Last year we bought a house in Richmond, Quebec, on the banks of the Saint-François River. We’ve got a big backyard, and a main source of joy for me in the last few months has been working in the garden. Inspired by The Ministry for the Future, a near-future scifi novel about climate change and biodiversity, I’ve been especially interested in planting indigenous species in our front and back yard. I’ve been drawn to trees that have grown in the region originally: bur oak, hop hornbeam, ash, sugar maple, basswood, red oak. But I’ve needed to read more about how and why to choose this kind of garden.
I was really glad to find Douglas Tallamy’s Bringing Nature Home. It’s a compelling case for using backyards, gardens, and private property to revive hard-hit ecosystems.
The major problem at hand is that we’re in the middle of a mass extinction of species on this planet. Pulling parts out of an ecosystem is like pulling parts out of a working engine; you might be able to pull out a few without noticeable effect, but at some sudden point it’s going to fall apart or explode.
He makes the great point that species depend on connected areas to survive; small patches, cut off from each other, can’t support making new species or replacing disappearing ones. And also, in North America, we have less than 5% of the land mass dedicated to preserving wildlife — only in isolated wilderness islands.
There isn’t time or political will to change that lifestyle. So, instead, the author suggests a different approach: use the huge amount of land dedicated to yards and gardens as a loosely-connected lifeline for native ecosystems.
Tallamy is an entomologist, and he roots his argument in the needs and behaviour of herbivorous insects. Insects are a crucial part of any ecosystem; turning indigestible plant matter into delicious insect protein for birds, mammals, and other creatures. But insects often specialise in particular host plants; the butterflies that live on goldenrod or milkweed just don’t know what to do with introduced species like azaleas. They don’t have the taste for the food, and they don’t have the ability to overcome any chemicals the plants use to protect themselves.

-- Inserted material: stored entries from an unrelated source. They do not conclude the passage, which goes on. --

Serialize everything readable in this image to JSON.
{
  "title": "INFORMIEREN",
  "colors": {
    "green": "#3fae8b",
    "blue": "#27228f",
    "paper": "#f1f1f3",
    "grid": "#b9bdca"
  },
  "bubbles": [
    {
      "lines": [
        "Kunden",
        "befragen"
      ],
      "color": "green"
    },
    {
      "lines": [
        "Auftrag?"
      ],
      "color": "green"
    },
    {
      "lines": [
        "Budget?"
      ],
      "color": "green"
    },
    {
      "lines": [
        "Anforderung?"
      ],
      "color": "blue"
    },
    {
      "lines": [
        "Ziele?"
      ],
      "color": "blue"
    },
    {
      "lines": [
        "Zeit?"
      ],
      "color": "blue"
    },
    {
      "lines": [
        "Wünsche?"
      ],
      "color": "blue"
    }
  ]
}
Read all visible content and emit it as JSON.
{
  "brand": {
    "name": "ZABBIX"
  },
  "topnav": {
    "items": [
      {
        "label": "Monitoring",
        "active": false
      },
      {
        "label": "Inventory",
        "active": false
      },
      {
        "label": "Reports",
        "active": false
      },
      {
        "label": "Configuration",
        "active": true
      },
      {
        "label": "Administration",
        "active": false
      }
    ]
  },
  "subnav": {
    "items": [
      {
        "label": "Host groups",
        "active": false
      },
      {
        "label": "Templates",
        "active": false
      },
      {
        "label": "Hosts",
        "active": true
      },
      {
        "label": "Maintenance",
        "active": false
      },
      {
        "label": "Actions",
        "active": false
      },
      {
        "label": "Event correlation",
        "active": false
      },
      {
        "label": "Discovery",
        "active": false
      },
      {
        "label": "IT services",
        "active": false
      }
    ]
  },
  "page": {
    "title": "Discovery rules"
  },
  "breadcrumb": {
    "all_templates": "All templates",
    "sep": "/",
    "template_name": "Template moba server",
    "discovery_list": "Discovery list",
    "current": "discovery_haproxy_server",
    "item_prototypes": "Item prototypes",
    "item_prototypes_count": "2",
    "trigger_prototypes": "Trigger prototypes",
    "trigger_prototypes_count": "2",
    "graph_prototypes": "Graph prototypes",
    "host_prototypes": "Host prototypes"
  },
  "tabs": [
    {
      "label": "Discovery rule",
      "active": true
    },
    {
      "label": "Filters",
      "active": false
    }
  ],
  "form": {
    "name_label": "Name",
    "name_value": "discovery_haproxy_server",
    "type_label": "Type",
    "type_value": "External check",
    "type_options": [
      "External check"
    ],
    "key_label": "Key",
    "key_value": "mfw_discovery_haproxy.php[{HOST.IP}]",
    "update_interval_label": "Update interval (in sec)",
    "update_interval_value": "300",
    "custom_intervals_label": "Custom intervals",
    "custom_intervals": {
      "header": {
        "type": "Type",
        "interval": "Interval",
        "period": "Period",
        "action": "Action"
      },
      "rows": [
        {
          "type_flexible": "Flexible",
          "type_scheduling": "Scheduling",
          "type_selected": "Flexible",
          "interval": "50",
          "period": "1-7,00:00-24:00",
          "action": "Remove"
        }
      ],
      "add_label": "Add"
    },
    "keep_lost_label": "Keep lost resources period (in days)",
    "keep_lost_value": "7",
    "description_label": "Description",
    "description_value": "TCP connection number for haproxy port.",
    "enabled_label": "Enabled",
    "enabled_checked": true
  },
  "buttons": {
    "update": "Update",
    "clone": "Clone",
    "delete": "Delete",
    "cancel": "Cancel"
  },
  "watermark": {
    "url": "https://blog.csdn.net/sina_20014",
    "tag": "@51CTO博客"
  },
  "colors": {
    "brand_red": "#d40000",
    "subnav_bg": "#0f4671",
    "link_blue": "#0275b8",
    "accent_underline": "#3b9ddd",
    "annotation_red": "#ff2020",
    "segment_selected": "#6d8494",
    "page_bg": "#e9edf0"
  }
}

So, for insects, says Tallamy, a garden made up of introduced species might as well be full of plastic plants. Or, rather, the introduced species are worse than useless; they take up resources like sunlight, water and soil nutrients, but don’t re-introduce them into the rest of the food cycle. Microbes, fungi, worms, bugs, birds and animals are mostly stumped, and have to work harder to find the nutrients they need.
I’m moved by the argument at its base; it makes about as much sense to me as the Sesame Street animation where the man replaces torn-out water plants to re-stock his fish population. But Tallamy makes the further case against using introduced species: the high risks of them becoming invasive species, or bringing along a disease or parasite as a hitchhiker that rips through the local ecosystem.
But most of all, it just seems pleasing to use the flora of the area we’re in. Fortunately, Tallamy is in a similar part of the world to us, so his specific suggestions on which trees, shrubs and ground cover to plant are mostly applicable to our yard.
The book’s main weakness is a long chapter dedicated to describing the major insect families and orders in North America. It’s clearly something the author finds interesting, and many of the stories of katydids and sawflies are gross enough to be fun to read, but overall it feels like a wild swerve from the direct topic of gardening advice.
Overall, I think it’s a great book, and it’s definitely inspired me to focus primarily on native species in our yards. I think we’ll still have some food plants out there, but we’re going to try to put in oaks and basswood in the spring, and a wide variety of native shrubs, too. I’m energised by the project, and glad to be making our link in a chain of ecosystems for wildlife to use.